Schlesinger, meanwhile, would find even more success on stage and on the small screen, writing numbers for such musicals as “Cry-Baby” and shows like “Crazy Ex-Girlfriend.” Yet “Utopia Parkway” is the Schlesinger song I’ve likely listened to the most in the last 20 years — the kind of album-opener that prompts me to hit the “repeat” button again and again. I’ve put on “Utopia Parkway” to wake myself up; I’ve played it cool myself down. When my father, a huge Fountains of Wayne fan, died two years ago, just those first few seconds of “Utopia Parkway” could cheer me up for hours. It’s long been a joy-buzzer I can press whenever I need it.
But you don’t just lose yourself in a song like “Utopia Parkway” — you actually cast yourself in it. Schlesinger excelled at touching, wryly observant tales of everyday-Joe ennui, and his characters were always uncomfortably recognizable: They were white-collar drones who were passed out at Port Authority, yet still vowed to someday “get [their] shit together” (“Bright Future in Sales”). Or they were wide-eyed suburban kids cruising down the Long Island Expressway, hoping to find salvation at a rock ‘n’ roll laser-light show (“Laser Show”). Even when he was writing about repeat-offender screw-ups, Schlesinger couldn’t help but view them with affection: The 2011 gem “Richie and Ruben” recounted the exploits of a pair of doomed, scheming would-be businessmen, told from the perspective of their equally doomed investor, who just can’t stop giving them money.
The narrator of “Utopia Parkway,” though, may be Schlesinger’s most lovable local hero: An outer-borough striver with big plans. He’ll get his van, grow his hair long and staple-gun his cover-band’s name wherever he can — all of which, he sings, will allow him to finally become ”the king of this goddamn town.” It’s a song about an untroubled dreamer, cradled within an equally dreamy arrangement, full of cascading harmonies, new-wave guitar squiggles and a gorgeous chorus:
I’m on my own
I’m on my way
Down Utopia Parkway
Those lyrics are all part of a very specific rock ‘n’ roll fantasy. But “Utopia Parkway” is relatable to anyone who’s ever dared aspire to some grand destiny, no matter how ill-advised.
The “Utopia Parkway” album had been inspired by albums like Bruce Springsteen’s “Born to Run” and The Kinks’ “Muswell Hillbillies,” both long-form documents of working-class yearning. And every line in “Utopia Parkway” holds out that same promise of workaday greatness. It’s even there in the song’s very title, which Schlesinger took from a five-mile stretch of roadway in Queens: “The name is so evocative,” he told The New York Times in 1999. “It ties in all these different places and characters because there’s such a sense of longing about it.”

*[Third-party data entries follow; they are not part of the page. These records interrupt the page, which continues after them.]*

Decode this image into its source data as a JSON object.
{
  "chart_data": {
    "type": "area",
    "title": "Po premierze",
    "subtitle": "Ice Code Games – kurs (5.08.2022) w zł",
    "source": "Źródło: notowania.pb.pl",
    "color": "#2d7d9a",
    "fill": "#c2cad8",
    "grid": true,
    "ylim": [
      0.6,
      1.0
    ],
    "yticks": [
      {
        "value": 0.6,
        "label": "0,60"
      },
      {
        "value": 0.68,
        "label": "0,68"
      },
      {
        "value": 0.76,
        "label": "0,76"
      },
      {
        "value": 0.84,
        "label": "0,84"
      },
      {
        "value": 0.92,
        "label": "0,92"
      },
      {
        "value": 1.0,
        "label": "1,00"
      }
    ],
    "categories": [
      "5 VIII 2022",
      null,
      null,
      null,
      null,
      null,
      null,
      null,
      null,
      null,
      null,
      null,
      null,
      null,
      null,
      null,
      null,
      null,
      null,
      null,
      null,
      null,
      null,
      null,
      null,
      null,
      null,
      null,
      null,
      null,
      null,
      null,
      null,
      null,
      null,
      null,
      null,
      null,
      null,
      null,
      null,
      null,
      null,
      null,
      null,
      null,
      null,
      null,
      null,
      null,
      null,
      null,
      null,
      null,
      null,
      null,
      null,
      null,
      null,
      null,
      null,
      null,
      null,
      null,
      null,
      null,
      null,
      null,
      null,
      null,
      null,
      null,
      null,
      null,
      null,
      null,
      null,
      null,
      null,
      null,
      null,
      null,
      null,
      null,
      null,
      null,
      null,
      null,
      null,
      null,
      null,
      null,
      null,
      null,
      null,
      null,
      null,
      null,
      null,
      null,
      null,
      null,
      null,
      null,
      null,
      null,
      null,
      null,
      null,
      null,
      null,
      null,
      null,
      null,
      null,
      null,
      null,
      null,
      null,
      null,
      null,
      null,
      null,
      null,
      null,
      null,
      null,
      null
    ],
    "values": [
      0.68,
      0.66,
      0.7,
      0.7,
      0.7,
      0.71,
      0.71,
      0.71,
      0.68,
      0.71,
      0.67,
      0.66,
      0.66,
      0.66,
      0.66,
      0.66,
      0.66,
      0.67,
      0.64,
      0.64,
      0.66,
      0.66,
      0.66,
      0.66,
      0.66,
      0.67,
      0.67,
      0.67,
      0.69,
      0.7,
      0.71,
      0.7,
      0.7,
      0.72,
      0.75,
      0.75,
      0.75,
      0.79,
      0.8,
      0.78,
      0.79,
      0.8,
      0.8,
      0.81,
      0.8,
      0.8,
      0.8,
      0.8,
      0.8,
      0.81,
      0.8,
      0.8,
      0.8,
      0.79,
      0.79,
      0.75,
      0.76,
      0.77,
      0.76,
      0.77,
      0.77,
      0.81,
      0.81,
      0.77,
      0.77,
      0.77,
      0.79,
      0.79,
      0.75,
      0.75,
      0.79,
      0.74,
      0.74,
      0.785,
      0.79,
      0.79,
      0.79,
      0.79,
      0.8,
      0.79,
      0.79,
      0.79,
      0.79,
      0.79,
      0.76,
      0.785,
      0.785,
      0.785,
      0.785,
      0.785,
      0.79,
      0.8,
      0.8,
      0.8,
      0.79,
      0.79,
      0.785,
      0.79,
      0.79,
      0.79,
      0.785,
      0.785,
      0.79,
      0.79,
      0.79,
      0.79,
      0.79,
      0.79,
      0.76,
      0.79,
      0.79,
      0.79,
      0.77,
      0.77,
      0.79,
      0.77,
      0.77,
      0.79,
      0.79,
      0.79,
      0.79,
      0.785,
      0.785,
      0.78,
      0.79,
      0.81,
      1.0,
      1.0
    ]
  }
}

Maybe it’s that longing that’s kept Schlesinger’s tune playing on a loop in my head all these years. “Utopia Parkway” reminds you that no big dream ever truly ends — that you can always be on your own, and on your way, even if you never arrive where you’d once hoped. It’s not the most beloved song Adam Schlesinger wrote, but it may be his most loving.
And while the final line of “Utopia Parkway” is from the viewpoint of its wide-eyed hero, it could very well be about Adam Schlesinger himself: “They’ll never know what hit them when I’m gone.”